Buscamos conduzir as entrevistas de maneira a deixar o informante confortável, seguindo o protocolo e roteiro de entrevista pré-estabelecidos, e registrando os depoimentos através de apontamentos e um gravador digital. Para facilitar o processo de análise e identificação, durante toda a realização das entrevistas, bem como na transcrição, os depoentes foram referenciados pelo nome, que foram então substituídos por uma numeração de 00 a 08, distribuída aleatoriamente entre os três tipos de depoentes quando alimentamos o programa

DSCsoft. Os DSCs sofreram também pequenos ajustes, como omissões de nomes e expressões,

de modo a preservar as identidades dos informantes.

Para o tratamento dos depoimentos e consequente tabulação dos dados foi utilizado o

DSCsoft, programa especialmente desenvolvido para dar suporte à técnica do Discurso do

Sujeito Coletivo, agilizando as tarefas mecânicas da pesquisa, tais como: cadastros (dados e bancos de dados de entrevistados, pesquisas, perguntas, grupos etc.), análises (quadros e processos que permitem a realização de todas as tarefas necessárias à construção dos DSCs), ferramentas (exportação e importação de dados e resultados de pesquisa), relatórios (organiza os resultados de pesquisa). Foram seguidos, na ordem, os seguintes passos metodológicos conforme recomendados por Lefevre e Lefevre (2012) para a construção dos DSCs:

Tabela 11 - Tabulação de dados TABULAÇÃO DE DADOS

a. Ler algumas vezes o conjunto das respostas a uma questão, ou artigo de jornal, ou a matéria da revista etc.;

b. Ler cada resposta em particular, identificando as Expressões Chave (ECH);

c. Identificar a ou as Ideias Centrais (IC) de cada resposta, artigo etc.;

d. Analisar todas as Ideias Centrais/Ancoragens (AC), buscando agrupar as semelhantes em conjuntos homogêneos ou categorias;

e. Nomear as Categorias do conjunto homogêneo;

f. Construir o ou os Discursos do Sujeito Coletivo (DSCs) de cada Categoria obtida na etapa <e>;

g. Para construir um DSC é preciso “discursivar” ou sequenciar as ECH, obedecendo a uma esquematização clássica do tipo: começo, meio e fim ou do mais geral para o menos geral e mais particular.

4 CAPÍTULO IV – INTERPRETAÇÃO DOS DADOS E DISCUSSÃO

Como pano de fundo para a apresentação, interpretação e discussão dos dados levantados em estudo de campo, buscamos entrelaçar três eixos orientadores, a saber: o problema de pesquisa e as questões postas a partir deste; o enquadramento conceitual trazido por nossas opções teóricas; e as orientações procedimentais e metodológicas da abordagem adotada.

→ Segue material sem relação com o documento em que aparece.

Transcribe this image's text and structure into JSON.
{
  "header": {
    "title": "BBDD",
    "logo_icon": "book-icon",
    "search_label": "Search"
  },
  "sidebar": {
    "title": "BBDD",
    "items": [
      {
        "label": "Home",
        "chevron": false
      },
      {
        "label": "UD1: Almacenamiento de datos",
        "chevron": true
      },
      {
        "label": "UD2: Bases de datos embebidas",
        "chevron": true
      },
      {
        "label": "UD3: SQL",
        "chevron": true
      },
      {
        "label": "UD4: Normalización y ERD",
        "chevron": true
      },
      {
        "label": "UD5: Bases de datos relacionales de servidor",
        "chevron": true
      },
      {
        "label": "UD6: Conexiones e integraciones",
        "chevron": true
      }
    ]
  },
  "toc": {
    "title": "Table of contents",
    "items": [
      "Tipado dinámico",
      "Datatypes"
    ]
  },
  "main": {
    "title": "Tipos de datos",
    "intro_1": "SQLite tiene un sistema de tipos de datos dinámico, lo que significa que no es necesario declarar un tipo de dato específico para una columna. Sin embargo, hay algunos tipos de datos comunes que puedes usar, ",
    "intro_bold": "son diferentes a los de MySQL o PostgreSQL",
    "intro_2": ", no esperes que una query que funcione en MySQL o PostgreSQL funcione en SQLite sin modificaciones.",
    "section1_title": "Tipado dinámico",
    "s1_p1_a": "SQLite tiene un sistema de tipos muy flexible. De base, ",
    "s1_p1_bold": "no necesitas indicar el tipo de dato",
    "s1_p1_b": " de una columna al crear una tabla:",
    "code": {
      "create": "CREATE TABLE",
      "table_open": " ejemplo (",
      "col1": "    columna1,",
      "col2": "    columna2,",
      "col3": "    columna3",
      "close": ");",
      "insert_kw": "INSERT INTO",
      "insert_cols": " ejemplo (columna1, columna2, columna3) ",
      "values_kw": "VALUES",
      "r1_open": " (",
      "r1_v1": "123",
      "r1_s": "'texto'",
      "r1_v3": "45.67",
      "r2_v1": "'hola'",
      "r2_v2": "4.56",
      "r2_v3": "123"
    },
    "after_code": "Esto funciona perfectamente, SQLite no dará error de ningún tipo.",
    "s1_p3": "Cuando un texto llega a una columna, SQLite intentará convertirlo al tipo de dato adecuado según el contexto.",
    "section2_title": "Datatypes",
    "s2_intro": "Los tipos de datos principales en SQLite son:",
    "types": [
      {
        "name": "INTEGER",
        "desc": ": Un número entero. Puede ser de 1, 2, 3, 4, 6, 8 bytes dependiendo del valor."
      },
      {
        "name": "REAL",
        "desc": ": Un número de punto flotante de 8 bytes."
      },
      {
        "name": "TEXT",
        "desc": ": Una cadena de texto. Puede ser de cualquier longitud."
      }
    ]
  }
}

Constituiu o corpus da pesquisa o produto discursivo coletado em entrevistas semiestruturadas com 26 (vinte e seis) informantes, compondo aproximadamente 27 (vinte e sete) horas de depoimentos gravados que, após processados, foram analisados de acordo com a metodologia previamente aludida.

Procedemos as interpretações dos depoimentos extraídos das entrevistas por meio da técnica do Discurso do Sujeito Coletivo, conforme descrito no capítulo anterior, utilizando o

DSCsoft para desenvolver, para cada pergunta, o processo de análise de primeiro (IAD1) e de

segundo nível (IAD2). A partir destas, confeccionamos os DSCs para cada pergunta, que apresentamos e discutimos abaixo conforme suas categorias.

Retomando os descritores conceituais das dimensões e modalidades de interdisciplinaridade apresentados na seção 1.2.1 do primeiro capítulo, buscamos relacionar, nas três primeiras perguntas que se referem diretamente à mesma, os DSCs com nosso quadro teórico de modo a identificar quais descritores preponderantes nas Representações Sociais expostas nos discursos. Na sessão subsequente, após a descrição e análise das perguntas, é feito um balanço do conjunto das mesmas.